スポーツ百珍BACK NUMBER
ロナウドを超える新記録はマネが!?
CL決勝の26年間を洗いざらい。
text by
茂野聡士Satoshi Shigeno
photograph byJunsei Chida/illustration
posted2019/05/30 07:00
準決勝では劇的な逆転で勝利したトッテナムとリバプール。最後まで見逃せないスピーディな試合に期待したい。
なぜか接戦が多いプレミア勢。
さて'07-08シーズン以来となるプレミア対決だが、プレミア勢が優勝する時のCL決勝は特にもつれる傾向がある。
'98-99:マンU 2-1 バイエルン
'04-05:リバプール 3-3 ミラン(PK3-2)
'07-08:マンU 1-1 チェルシー(PK6-5)
'11-12:チェルシー 1-1 バイエルン(PK4-3)
なんと、4回中3回がPK戦である。そして試合もドラマチックなものばかりだ。
'98-99のマンUはアディショナルタイムにベッカムのCK2本からバイエルンをうっちゃり、リバプールはジェラードの魂のヘディングを契機に6分間に3点を一気に追いついた。その勢いのままドゥデクのクネクネダンス効果もあってか、PK戦を制した。
チェルシーだって負けていない。マンUとのPK戦では決めれば勝利のジョン・テリーのスリップによって目の前の優勝がこぼれ落ちる悲劇を味わったが、その4年後にPK戦で初の欧州No.1の座を掴んだのだ。……ただこのうち2回も悪夢を味わったバイエルンは、あまりにつらい役回りである。
今季CLファイナルも最後までもつれる?
この展開、タイムアップまで強度が落ちないプレミア勢らしい展開と言えるだろう。それに加えて今季のトッテナムとリバプールは、準決勝セカンドレグでCL史上に残る大逆転劇を演じてきたチームである。「先制されてもまだこれから!」というメンタリティが備わっているのだから、スコアが動いてからこそ試合は本番だろう。

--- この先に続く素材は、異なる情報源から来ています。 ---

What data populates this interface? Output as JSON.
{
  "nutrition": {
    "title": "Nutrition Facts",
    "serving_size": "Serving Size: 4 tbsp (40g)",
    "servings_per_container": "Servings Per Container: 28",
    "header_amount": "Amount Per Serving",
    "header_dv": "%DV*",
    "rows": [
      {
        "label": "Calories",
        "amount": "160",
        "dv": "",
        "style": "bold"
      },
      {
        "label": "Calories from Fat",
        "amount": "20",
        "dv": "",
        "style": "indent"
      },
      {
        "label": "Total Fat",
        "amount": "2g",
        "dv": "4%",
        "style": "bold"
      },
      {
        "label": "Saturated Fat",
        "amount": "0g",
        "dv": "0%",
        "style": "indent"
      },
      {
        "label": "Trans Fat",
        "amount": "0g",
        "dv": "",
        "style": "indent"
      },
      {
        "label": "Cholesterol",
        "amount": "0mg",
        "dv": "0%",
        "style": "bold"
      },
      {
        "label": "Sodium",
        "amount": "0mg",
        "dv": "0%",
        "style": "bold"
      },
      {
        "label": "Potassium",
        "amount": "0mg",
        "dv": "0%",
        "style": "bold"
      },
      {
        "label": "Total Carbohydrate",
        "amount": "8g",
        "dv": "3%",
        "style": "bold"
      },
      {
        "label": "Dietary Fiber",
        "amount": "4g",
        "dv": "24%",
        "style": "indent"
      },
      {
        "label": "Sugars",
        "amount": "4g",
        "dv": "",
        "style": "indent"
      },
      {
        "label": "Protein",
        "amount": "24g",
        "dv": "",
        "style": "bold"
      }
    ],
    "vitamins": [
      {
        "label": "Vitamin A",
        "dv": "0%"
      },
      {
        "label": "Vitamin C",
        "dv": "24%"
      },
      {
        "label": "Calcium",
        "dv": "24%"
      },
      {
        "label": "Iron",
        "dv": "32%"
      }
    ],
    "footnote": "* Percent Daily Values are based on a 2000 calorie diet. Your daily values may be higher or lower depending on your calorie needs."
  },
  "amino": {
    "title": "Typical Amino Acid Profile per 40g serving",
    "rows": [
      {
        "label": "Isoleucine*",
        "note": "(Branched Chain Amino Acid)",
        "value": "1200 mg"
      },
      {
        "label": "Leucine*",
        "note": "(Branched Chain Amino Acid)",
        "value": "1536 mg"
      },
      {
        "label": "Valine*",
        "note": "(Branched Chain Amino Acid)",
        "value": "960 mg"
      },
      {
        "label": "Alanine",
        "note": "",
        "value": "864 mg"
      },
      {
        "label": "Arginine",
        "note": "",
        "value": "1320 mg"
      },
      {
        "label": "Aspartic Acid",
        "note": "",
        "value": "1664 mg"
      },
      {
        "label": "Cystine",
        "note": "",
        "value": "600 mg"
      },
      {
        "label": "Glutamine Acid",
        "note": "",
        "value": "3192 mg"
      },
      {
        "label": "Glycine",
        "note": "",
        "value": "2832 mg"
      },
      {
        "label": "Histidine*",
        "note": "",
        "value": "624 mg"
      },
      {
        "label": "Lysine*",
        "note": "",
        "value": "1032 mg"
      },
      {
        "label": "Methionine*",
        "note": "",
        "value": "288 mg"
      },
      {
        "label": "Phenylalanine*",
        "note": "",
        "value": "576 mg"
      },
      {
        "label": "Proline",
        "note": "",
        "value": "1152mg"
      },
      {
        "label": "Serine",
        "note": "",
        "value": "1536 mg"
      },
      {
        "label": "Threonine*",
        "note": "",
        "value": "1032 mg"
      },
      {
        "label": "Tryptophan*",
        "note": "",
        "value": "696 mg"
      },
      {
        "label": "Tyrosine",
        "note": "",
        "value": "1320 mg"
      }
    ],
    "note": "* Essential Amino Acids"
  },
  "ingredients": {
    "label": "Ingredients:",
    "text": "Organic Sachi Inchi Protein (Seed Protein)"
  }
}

それでもクロップ監督とポチェッティーノ監督が標榜する果敢なプレスと、攻守の切り替えやアタックの圧倒的なスピードは、近年のサッカーのトレンドとも言える。
そこにケインやソン・フンミン、サラーやフィルミーノといった気鋭のアタッカーが、プレミアらしいスピード感とファイトする姿勢を見せてくれるはず。眠い目をこする必要もないだろう。
熱戦必至のファイナル。すやすやと、もとい、やすやすと見逃す手はない。